Evidence suggests that children in some countries see as many as 30,000 advertisements on television alone in a single year, while youth exposure to vaping (e-cigarettes) advertisements increased by more than 250 per cent in the US over two years, reaching more than 24 million young people.

Studies in Australia, Canada, Mexico, New Zealand and the US – among many others – have shown that self-regulation has not hampered commercial ability to advertise to children.

Children's exposure to commercial marketing of junk food and sugary beverages is associated with purchase of unhealthy foods and overweight and obesity, linking predatory marketing to the alarming rise in childhood obesity, it said.

The number of obese children and adolescents increased from 11 million in 1975 to 124 million in 2016 – an 11-fold increase, with dire individual and societal costs, the report said.
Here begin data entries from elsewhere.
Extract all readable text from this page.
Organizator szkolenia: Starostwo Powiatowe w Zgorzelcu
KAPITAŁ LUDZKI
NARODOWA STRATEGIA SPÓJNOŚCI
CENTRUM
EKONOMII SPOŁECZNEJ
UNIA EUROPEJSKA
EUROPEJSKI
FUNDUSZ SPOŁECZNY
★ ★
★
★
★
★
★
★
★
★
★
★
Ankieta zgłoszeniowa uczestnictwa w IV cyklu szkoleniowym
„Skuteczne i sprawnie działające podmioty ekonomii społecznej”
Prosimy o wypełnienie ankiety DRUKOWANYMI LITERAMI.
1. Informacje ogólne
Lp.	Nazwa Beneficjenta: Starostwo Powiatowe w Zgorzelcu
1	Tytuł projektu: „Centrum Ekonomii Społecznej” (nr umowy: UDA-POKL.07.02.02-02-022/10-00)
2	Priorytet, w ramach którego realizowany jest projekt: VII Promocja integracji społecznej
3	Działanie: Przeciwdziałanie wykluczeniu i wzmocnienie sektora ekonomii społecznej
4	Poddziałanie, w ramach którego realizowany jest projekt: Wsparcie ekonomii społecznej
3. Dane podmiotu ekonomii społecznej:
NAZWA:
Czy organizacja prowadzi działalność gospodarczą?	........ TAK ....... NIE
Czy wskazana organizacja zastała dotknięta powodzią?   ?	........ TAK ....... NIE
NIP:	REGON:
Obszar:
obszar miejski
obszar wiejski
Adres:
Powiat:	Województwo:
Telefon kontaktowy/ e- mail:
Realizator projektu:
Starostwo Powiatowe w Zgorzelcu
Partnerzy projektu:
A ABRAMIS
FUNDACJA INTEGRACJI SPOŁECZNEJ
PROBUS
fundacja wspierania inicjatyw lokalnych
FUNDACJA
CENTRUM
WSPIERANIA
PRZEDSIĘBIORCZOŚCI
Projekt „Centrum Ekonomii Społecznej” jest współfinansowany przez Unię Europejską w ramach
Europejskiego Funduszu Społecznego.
To protect children, the authors call for a new global movement driven by and for children.

Specific recommendations include stopping CO2 emissions with the utmost urgency, to ensure children have a future on this planet; placing children and adolescents at the centre of global efforts to achieve sustainable development, the report said.

New policies and investment in all sectors to work towards child health and rights; incorporating children's voices into policy decisions and tightening national regulation of harmful commercial marketing, supported by a new Optional Protocol to the UN Convention on the Rights of the Child, it said.